À MADAME MAURICE DUPIN, À PARIS


Bordeaux, 11 juin 1829.


Dites-moi donc, ma chère petite mère, ce que c’est que cette histoire de naufrage qui m’a frappée dans mon enfance et qui s’est passée, autant qu’il m’en souvient, aux lieux où je suis ? Je vous vois encore tout effrayée ; je me rappelle mon père se jetant à l’eau pour sauver son sabre, après nous avoir mises en sûreté ; puis les jurements des matelots ; puis l’eau qui entrait dans l’embarcation.
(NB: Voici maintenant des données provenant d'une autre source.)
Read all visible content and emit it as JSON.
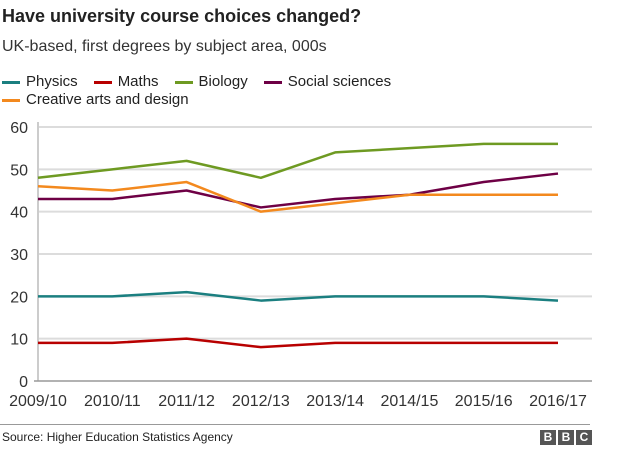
{
  "chart_data": {
    "type": "line",
    "title": "Have university course choices changed?",
    "subtitle": "UK-based, first degrees by subject area, 000s",
    "categories": [
      "2009/10",
      "2010/11",
      "2011/12",
      "2012/13",
      "2013/14",
      "2014/15",
      "2015/16",
      "2016/17"
    ],
    "ylim": [
      0,
      60
    ],
    "yticks": [
      0,
      10,
      20,
      30,
      40,
      50,
      60
    ],
    "grid": true,
    "legend_position": "top-left",
    "series": [
      {
        "name": "Physics",
        "color": "#1b7f80",
        "values": [
          20,
          20,
          21,
          19,
          20,
          20,
          20,
          19
        ]
      },
      {
        "name": "Maths",
        "color": "#b80000",
        "values": [
          9,
          9,
          10,
          8,
          9,
          9,
          9,
          9
        ]
      },
      {
        "name": "Biology",
        "color": "#6e9a22",
        "values": [
          48,
          50,
          52,
          48,
          54,
          55,
          56,
          56
        ]
      },
      {
        "name": "Social sciences",
        "color": "#6e0045",
        "values": [
          43,
          43,
          45,
          41,
          43,
          44,
          47,
          49
        ]
      },
      {
        "name": "Creative arts and design",
        "color": "#f3891e",
        "values": [
          46,
          45,
          47,
          40,
          42,
          44,
          44,
          44
        ]
      }
    ]
  },
  "source": "Source: Higher Education Statistics Agency",
  "logo": "BBC"
}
Veuillez me raconter tout cela, afin que je comprenne ce qui m’est arrivé et que je puisse me vanter d’avoir couru un fameux danger. Ce sera d’autant plus nécessaire à ma gloire, que, dans l’expédition que je viens de faire, je n’ai pas eu la satisfaction de la plus petite tempête.

Vous qui avez été partout, vous connaissez la tour de Cordouan, seule sur un rocher au milieu de la mer, vis-à-vis des côtes de la Saintonge et de la Gascogne. On prétend que c’est un voyage difficile et dangereux ; et voyez comme c’est vexant : pour une fois que nous y allons, les vents sont favorables, les flots dociles et les pilotes excellents ! Enfin l’humiliation a été complète, aucun de nous n’a eu le mal de mer, et nous sommes revenus aussi sains, aussi gais (je ne dirai pas aussi frais, car nous étions noirs comme des Cafres et rouges comme des Caraïbes), en un mot aussi dispos que si nous eussions fait un tour sur le boulevard de Gand.

Un succès aussi facile me donne une fière envie de faire le tour du monde sur un navire, et d’aller à la Chine comme qui prend une prise de tabac. Ne vous effrayez pourtant pas trop de ce projet, et ne croyez pas qu’au premier jour vous allez recevoir une lettre de moi datée de Pékin. Pour le moment, je tâcherai de me contenter des pékins qui m’environnent, et, dans un mois au plus, je reverrai Nohant, qui a bien aussi ses Chinois et ses magotes.

Hippolyte me mande que vous avez presque le projet de venir à Nohant cet été. Dieu vous maintienne dans cette bonne idée !

Adieu, chère maman ; je vous embrasse ; mais non, je n’en suis pas digne, je baise votre pantoufle.